The night before our departure, I cut Beatrice’s long, curly blonde hair. I told her that it would be a nuisance during the voyage, but there was more to it. I believed that her hair was the one attracting men, the glistening curls that looked so much like my sister’s. Beatrice quietly obeyed. When her curls fell to the floor, she shed a few tears, but that was it. With her hair shortened, Beatrice’s alluring charm vanished, leaving only a pale, skinny figure that looked like a boy’s. Relieved that traces of my sister were finally gone, I slept well that night.

The next morning, Beatrice and I left the town I grew up in, carrying one small luggage each. After a long ride to the port town, we finally arrived at the ship. Before we set sail, a large number of boys gathered on the wharf. They had come to say goodbye to Beatrice. But none of them could find her. Her signature golden curls were gone.
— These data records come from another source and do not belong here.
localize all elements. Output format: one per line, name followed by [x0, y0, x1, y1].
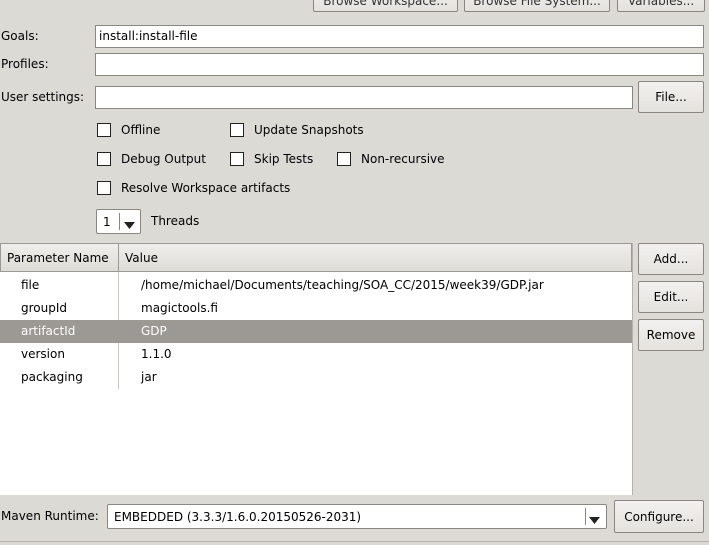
- browse-workspace-label: Browse Workspace...: [323, 0, 448, 8]
- maven-runtime-label-text: Maven Runtime:: [1, 509, 99, 523]
- user-settings-label: User settings:: [1, 90, 84, 104]
- column-header-parameter-name-text: Parameter Name: [7, 250, 109, 265]
- maven-runtime-select[interactable]: EMBEDDED (3.3.3/1.6.0.20150526-2031): [107, 504, 607, 529]
- threads-select[interactable]: 1: [96, 209, 141, 234]
- goals-input[interactable]: install:install-file: [95, 25, 704, 48]
- table-row[interactable]: file /home/michael/Documents/teaching/SO…: [0, 274, 632, 297]
- column-header-value-text: Value: [125, 250, 158, 265]
- user-settings-file-button[interactable]: File...: [638, 81, 704, 113]
- debug-output-label: Debug Output: [121, 152, 206, 166]
- skip-tests-label: Skip Tests: [254, 152, 313, 166]
- non-recursive-label: Non-recursive: [361, 152, 445, 166]
- column-divider: [118, 272, 119, 320]
- add-button-label: Add...: [653, 252, 689, 266]
- param-name-cell: artifactId: [21, 324, 76, 338]
- param-value-cell: /home/michael/Documents/teaching/SOA_CC/…: [141, 278, 544, 292]
- param-name-cell: file: [21, 278, 40, 292]
- column-header-value[interactable]: Value: [119, 243, 632, 272]
- skip-tests-checkbox[interactable]: [230, 152, 244, 166]
- profiles-label: Profiles:: [1, 57, 49, 71]
- add-parameter-button[interactable]: Add...: [638, 243, 704, 275]
- offline-label: Offline: [121, 123, 160, 137]
- resolve-workspace-checkbox[interactable]: [97, 181, 111, 195]
- column-divider: [118, 343, 119, 389]
- column-header-parameter-name[interactable]: Parameter Name: [0, 243, 119, 272]
- browse-file-system-button[interactable]: Browse File System...: [464, 0, 610, 12]
- remove-parameter-button[interactable]: Remove: [638, 319, 704, 351]
- goals-label-text: Goals:: [1, 29, 39, 43]
- configure-button[interactable]: Configure...: [614, 500, 704, 533]
- update-snapshots-label: Update Snapshots: [254, 123, 364, 137]
- debug-output-checkbox[interactable]: [97, 152, 111, 166]
- edit-parameter-button[interactable]: Edit...: [638, 281, 704, 313]
- threads-divider: [119, 213, 120, 230]
- table-row[interactable]: groupId magictools.fi: [0, 297, 632, 320]
- goals-value: install:install-file: [99, 29, 198, 43]
- skip-tests-label-text: Skip Tests: [254, 152, 314, 166]
- browse-file-system-label: Browse File System...: [473, 0, 601, 8]
- user-settings-label-text: User settings:: [1, 90, 85, 104]
- user-settings-input[interactable]: [95, 86, 633, 109]
- parameters-table[interactable]: Parameter Name Value file /home/michael/…: [0, 243, 633, 495]
- resolve-workspace-label-text: Resolve Workspace artifacts: [121, 181, 291, 195]
- param-value-cell: GDP: [141, 324, 167, 338]
- resolve-workspace-label: Resolve Workspace artifacts: [121, 181, 290, 195]
- file-button-label: File...: [655, 90, 687, 104]
- debug-output-label-text: Debug Output: [121, 152, 206, 166]
- param-name-cell: groupId: [21, 301, 68, 315]
- param-name-cell: packaging: [21, 370, 83, 384]
- param-value-cell: 1.1.0: [141, 347, 172, 361]
- param-name-cell: version: [21, 347, 65, 361]
- profiles-input[interactable]: [95, 53, 704, 76]
- bottom-separator: [0, 541, 709, 542]
- param-value-cell: magictools.fi: [141, 301, 218, 315]
- table-row[interactable]: version 1.1.0: [0, 343, 632, 366]
- update-snapshots-checkbox[interactable]: [230, 123, 244, 137]
- table-row[interactable]: packaging jar: [0, 366, 632, 389]
- param-value-cell: jar: [141, 370, 157, 384]
- edit-button-label: Edit...: [653, 290, 689, 304]
- update-snapshots-label-text: Update Snapshots: [254, 123, 364, 137]
- threads-value: 1: [103, 214, 111, 229]
- browse-workspace-button[interactable]: Browse Workspace...: [313, 0, 458, 12]
- chevron-down-icon: [589, 513, 600, 527]
- offline-label-text: Offline: [121, 123, 161, 137]
- non-recursive-label-text: Non-recursive: [361, 152, 445, 166]
- chevron-down-icon: [124, 218, 135, 232]
- variables-label: Variables...: [627, 0, 695, 8]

When the ship was about to depart, a boy came running along the jetty. Dirty, with freckles. It was the boy from the flower shop. He found Beatrice, even with her hair short, and went straight to her.

The whistle blew.

The ship slowly left the harbor.

“Beatrice, over here!” The boy threw a small burlap sack. “They’re edelweiss seeds. It’s your favorite flower. You used to look at them all the time when you passed by our shop. I even wished I would turn into an edelweiss. I wanted to be by your side all the time.”

His voice was drowned out by the steam whistle.

“This serves as a promise, that we’ll never forget each other.”

Soon I couldn’t hear his voice anymore. Beatrice took the burlap sack and studied it.

The wind blew, and Beatrice staggered a bit.

This is the end of me and my adopted daughter’s story in Hamburg. And this is how, mostly by chance, she acquired edelweiss seeds, the source of her wealth.